DeCasanova was given less than a one percent chance of survival by some doctors. However, after receiving years of treatment and a cord stem cell transplant, in 2014 he returned to Eastern to continue his soccer eligibility and finish his degree in sport and leisure management.

The men’s soccer team takes the lead in promoting this event on campus, posting flyers, making announcements in class and informing those passing by the Sports Center (where the registry is held). Their goal every drive is for at least 100 new people to register.

“It’s hard to describe the support I’ve gotten from Eastern,” said DeCasanova, reflecting on the more than 600 people who lined up at the initial drive. “Compared to where I was, I’m doing amazingly. I’m still in remission. With cancer you don’t just bounce right back into things, but I’m getting there.”

People who are identified as matches have two options for donating. One method is via a peripheral blood stem cell (PBSC) donation, a nonsurgical procedure similar to giving blood.
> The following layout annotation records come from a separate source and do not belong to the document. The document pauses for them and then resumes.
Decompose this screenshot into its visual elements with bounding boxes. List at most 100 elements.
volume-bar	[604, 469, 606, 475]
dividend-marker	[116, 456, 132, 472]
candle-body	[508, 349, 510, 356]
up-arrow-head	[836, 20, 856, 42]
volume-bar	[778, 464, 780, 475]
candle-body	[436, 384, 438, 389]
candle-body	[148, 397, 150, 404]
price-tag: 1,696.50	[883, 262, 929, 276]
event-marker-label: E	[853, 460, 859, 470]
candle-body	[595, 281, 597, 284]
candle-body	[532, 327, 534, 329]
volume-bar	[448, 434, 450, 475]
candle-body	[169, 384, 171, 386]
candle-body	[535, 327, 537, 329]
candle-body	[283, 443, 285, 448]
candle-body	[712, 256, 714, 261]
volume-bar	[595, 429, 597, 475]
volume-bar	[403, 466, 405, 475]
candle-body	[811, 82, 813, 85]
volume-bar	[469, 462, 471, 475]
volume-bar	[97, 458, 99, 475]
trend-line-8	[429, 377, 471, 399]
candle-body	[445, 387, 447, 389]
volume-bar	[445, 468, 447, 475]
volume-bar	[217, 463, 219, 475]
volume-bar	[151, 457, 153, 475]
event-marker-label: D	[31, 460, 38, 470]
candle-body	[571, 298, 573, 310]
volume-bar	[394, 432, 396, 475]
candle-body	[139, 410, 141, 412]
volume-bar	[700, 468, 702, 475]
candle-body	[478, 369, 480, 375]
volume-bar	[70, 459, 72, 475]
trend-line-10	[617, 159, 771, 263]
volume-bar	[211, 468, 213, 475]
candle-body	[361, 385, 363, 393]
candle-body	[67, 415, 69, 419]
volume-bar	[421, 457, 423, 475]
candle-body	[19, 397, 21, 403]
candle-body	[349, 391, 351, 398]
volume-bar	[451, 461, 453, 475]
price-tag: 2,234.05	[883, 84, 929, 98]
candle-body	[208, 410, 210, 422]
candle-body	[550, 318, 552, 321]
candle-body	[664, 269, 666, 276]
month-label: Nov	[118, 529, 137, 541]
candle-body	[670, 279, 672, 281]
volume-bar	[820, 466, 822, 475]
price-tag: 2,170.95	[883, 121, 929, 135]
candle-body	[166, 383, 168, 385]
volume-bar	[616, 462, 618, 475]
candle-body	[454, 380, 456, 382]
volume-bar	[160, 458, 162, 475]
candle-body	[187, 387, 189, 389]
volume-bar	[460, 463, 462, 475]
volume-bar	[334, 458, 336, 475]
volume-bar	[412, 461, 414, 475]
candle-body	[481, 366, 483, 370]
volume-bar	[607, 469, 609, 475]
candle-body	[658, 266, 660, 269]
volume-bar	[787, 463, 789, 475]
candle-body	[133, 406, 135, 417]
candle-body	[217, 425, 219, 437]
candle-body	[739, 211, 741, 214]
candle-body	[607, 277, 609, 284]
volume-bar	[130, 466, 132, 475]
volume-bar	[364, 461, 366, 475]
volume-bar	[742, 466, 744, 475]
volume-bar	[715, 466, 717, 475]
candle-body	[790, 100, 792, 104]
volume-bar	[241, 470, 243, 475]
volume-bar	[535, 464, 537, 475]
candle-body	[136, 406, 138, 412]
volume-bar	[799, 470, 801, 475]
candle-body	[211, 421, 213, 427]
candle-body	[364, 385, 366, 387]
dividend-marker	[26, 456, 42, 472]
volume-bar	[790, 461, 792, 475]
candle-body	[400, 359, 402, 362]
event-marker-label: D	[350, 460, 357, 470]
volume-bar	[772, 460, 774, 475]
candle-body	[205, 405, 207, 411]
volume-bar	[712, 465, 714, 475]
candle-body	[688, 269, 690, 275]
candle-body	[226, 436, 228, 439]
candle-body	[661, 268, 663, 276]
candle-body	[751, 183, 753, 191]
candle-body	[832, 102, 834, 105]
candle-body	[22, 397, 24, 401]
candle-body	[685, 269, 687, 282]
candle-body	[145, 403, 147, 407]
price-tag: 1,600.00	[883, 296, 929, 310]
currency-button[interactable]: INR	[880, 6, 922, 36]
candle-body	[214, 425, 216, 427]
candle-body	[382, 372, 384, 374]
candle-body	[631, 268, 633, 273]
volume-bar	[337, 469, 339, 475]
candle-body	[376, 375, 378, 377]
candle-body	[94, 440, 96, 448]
The other method is via a bone marrow donation, a surgical procedure in which bone marrow is extracted directly from the pelvic bone.

Students registering at the Be The Match marrow drive.

“When we get these transplants as cancer patients or blood disorder patients, we have a new birthday,” said DeCasanova. “My birthday is now December 11, 2012. That’s how serious it means to us as patients. It gives us a second chance at everything. I’ve had so many great memories just in the last year or two that I wouldn’t have been able to have if things didn’t work out how they did.”

Because of DeCasanova’s remarkable recovery and the support he received from the Eastern community, the University was honored with the 2014 National Marrow Donor Program/Be the Match Awareness Award.

Minding his health, DeCasanova hopes to graduate in 2016.